Review: Phoenix Wright, Ace Attorney: Trials and Tribulations
System: Nintendo DS
Score: 4 (Good)
There's really only one thing to say about Phoenix Wright, Ace Attorney: Trials and Tribulations: it's just like the previous two games.
Honestly, that's really the only thing worth saying. If you've played the previous games, it plays just like them. If you haven't, you should start with the first game. Either you'll enjoy it, and will want to play the other two games, or you won't, in which case you needn't waste your money on this game.
In fact, since this game contains some spoilers about the previous two games, it's almost required that new players not start with it. It continues some story lines started in the second game and brings back quite a few characters and elements from the earlier games.
The game play is simply identical to Phoenix Wright, Ace Attorney: Justice For All. There are no new features, and none of the game elements have changed. It could almost be called an expansion pack. The only new thing are the new cases.
This isn't necessarily a bad thing, though. The new cases are as fun as the previous cases and the trademark Phoenix Wright wackiness is kept.
In fact, my only real complaint about the game is the stupid life bar, a game element introduced in the second game as an expansion of the annoying "five strikes and you lose" policy in the first game.
The life bar is an attempt to bring risk into a game that otherwise really has no risk involved. It's an attempt to prevent people from simply trying everything at their disposal to get complete the game.
When the life bar empties, the game ends and you have to restart the case over from the last save. There are numerous problems with this. First, it's a completely linear game. Once you've figured out how to get to a point, you'll be able to get back. There's no reason to force the player to go through the agonizingly slow text display, they might as well restart where they went wrong.

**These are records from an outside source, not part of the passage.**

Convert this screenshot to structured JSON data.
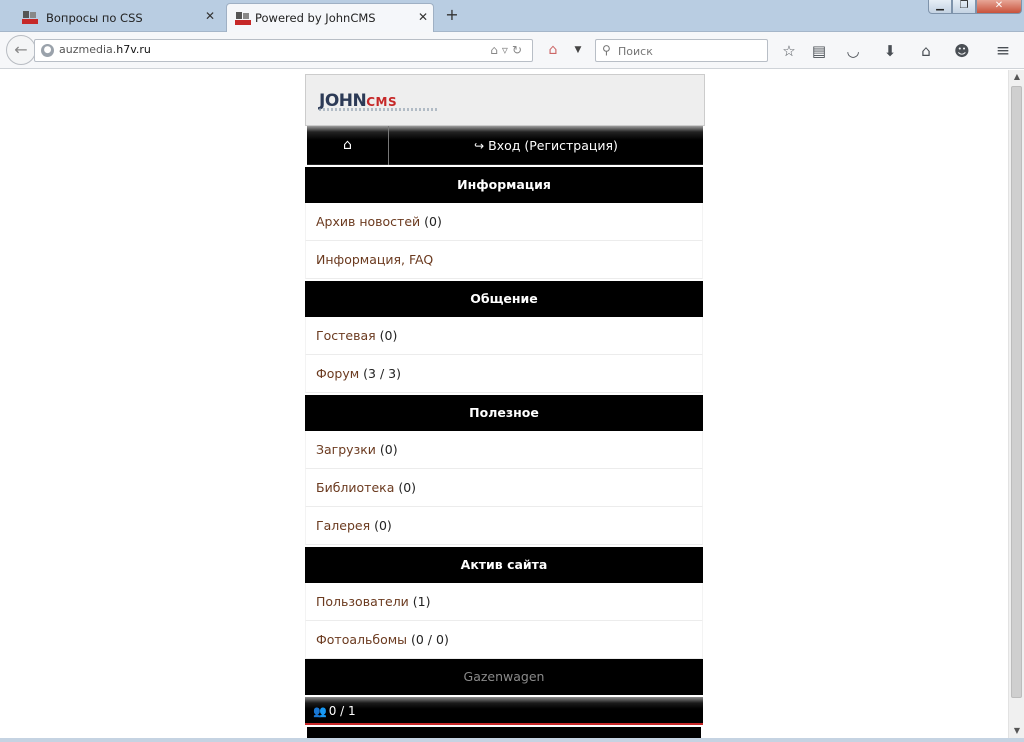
{
  "browser": {
    "tabs": [
      {
        "title": "Вопросы по CSS",
        "active": false
      },
      {
        "title": "Powered by JohnCMS",
        "active": true
      }
    ],
    "url_prefix": "auzmedia.",
    "url_domain": "h7v.ru",
    "search_placeholder": "Поиск"
  },
  "site": {
    "logo_main": "JOHN",
    "logo_sub": "CMS",
    "login_label": "Вход (Регистрация)"
  },
  "sections": [
    {
      "title": "Информация",
      "items": [
        {
          "label": "Архив новостей",
          "count": "(0)"
        },
        {
          "label": "Информация, FAQ",
          "count": ""
        }
      ]
    },
    {
      "title": "Общение",
      "items": [
        {
          "label": "Гостевая",
          "count": "(0)"
        },
        {
          "label": "Форум",
          "count": "(3 / 3)"
        }
      ]
    },
    {
      "title": "Полезное",
      "items": [
        {
          "label": "Загрузки",
          "count": "(0)"
        },
        {
          "label": "Библиотека",
          "count": "(0)"
        },
        {
          "label": "Галерея",
          "count": "(0)"
        }
      ]
    },
    {
      "title": "Актив сайта",
      "items": [
        {
          "label": "Пользователи",
          "count": "(1)"
        },
        {
          "label": "Фотоальбомы",
          "count": "(0 / 0)"
        }
      ]
    }
  ],
  "footer": {
    "site_name": "Gazenwagen",
    "online": "0 / 1"
  },
  "colors": {
    "link": "#6b3a1f",
    "section_bg": "#000000",
    "accent_line": "#c62828"
  }
}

Secondly, there's no good reason to prevent someone from trying everything. If someone is well and truly stuck, why not allow them to get unstuck by systematically attempting everything they can think of? They can do it anyway by saving the game and then reloading until they guess the right way to proceed.
Finally, it ignores one of the fundamental problems with adventure games: communication between the player and the game. I have, on occasion, presented something that was the "wrong answer" which turned out to be the "wrong answer" solely because I was thinking too far ahead. You had to lead the character to that answer before you could present the evidence as an answer.
If they removed that element, then I would probably increase my score.
A final note about the score: originally, I was going to score this as 3/5 because I don't think it's a game that will be enjoyed outside its niche. However I've revised my scoring method, and the score now reflects how well the game plays within the niche it's attempting to fill.